The 16 experiments from a full factorial, \(2^4\), were randomly run, and the yields from the bioreactor, \(y\), are reported here in standard order: y = [60, 59, 63, 61, 69, 61, 94, 93, 56, 63, 70, 65, 44, 45, 78, 77].

  1. Calculate the 15 main effects and interactions and the intercept, using computer software.
  2. Use a Pareto-plot to identify the significant effects. What would be your advice to your colleagues to improve the yield?
  3. Refit the model using only the significant terms identified in the second question.
    • Clearly explain why you don't actually have to recalculate the least squares model parameters.
    • Compute the standard error and confirm that the effects are indeed significant at the 95% level.
  4. Write down the exact settings for A, B, C, and D you would provide to the graduate student running a half-fraction in 8 runs for this system.
  5. Before the half-fraction experiments are run you can calculate which variables will be confounded (aliased) with each other.
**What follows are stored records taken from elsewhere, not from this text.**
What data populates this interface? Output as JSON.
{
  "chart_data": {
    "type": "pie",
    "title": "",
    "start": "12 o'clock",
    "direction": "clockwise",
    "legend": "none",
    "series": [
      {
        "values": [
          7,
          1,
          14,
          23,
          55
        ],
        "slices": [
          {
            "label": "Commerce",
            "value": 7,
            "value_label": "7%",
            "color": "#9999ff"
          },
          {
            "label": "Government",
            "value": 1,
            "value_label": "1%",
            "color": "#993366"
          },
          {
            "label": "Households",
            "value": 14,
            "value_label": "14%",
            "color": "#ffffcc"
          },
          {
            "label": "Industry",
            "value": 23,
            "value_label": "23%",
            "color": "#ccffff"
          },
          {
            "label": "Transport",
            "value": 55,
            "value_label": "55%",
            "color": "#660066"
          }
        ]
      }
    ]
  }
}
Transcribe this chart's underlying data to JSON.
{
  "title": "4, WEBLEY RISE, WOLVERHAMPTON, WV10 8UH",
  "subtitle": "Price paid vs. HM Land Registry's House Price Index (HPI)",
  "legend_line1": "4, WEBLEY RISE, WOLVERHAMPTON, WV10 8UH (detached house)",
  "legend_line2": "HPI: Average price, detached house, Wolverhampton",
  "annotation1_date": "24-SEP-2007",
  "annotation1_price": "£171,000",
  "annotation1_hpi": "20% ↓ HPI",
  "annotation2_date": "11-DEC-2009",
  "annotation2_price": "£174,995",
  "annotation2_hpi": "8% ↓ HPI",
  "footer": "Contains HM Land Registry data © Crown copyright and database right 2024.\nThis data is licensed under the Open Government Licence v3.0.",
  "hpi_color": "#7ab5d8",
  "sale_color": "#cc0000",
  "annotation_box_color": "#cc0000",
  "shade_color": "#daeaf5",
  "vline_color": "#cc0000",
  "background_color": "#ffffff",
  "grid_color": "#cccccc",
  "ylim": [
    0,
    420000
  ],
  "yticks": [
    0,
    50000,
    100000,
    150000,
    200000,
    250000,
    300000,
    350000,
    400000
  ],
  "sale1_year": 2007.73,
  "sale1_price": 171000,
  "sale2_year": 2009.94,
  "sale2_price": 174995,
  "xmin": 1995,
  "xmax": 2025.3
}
Report the confounding pattern for these main effects and for these two-factor interactions. Your answer should be in this format:
    • Generator =
    • Defining relationship =
    • Confounding pattern:
      • \(\widehat{\beta}_\mathbf{A} \rightarrow\)
      • \(\widehat{\beta}_\mathbf{B} \rightarrow\)
      • \(\widehat{\beta}_\mathbf{C} \rightarrow\)
      • \(\widehat{\beta}_\mathbf{D} \rightarrow\)
      • \(\widehat{\beta}_\mathbf{AB} \rightarrow\)
      • \(\widehat{\beta}_\mathbf{AC} \rightarrow\)
      • \(\widehat{\beta}_\mathbf{AD} \rightarrow\)
      • \(\widehat{\beta}_\mathbf{BC} \rightarrow\)
      • \(\widehat{\beta}_\mathbf{BD} \rightarrow\)
      • \(\widehat{\beta}_\mathbf{CD} \rightarrow\)
  6. Now use the 8 yield values corresponding to your half fraction, and calculate as many parameters (intercept, main effects, interactions) as you can.
    • Report their numeric values.
    • Compare your parameters from this half-fraction (8 runs) to those from the full factorial (16 runs). Was much lost by running the half fraction?
    • What was the resolution of the half-fraction?
    • What is the projectivity of this half-fraction? And what does this mean in light of the fact that factor A was shown to be unimportant?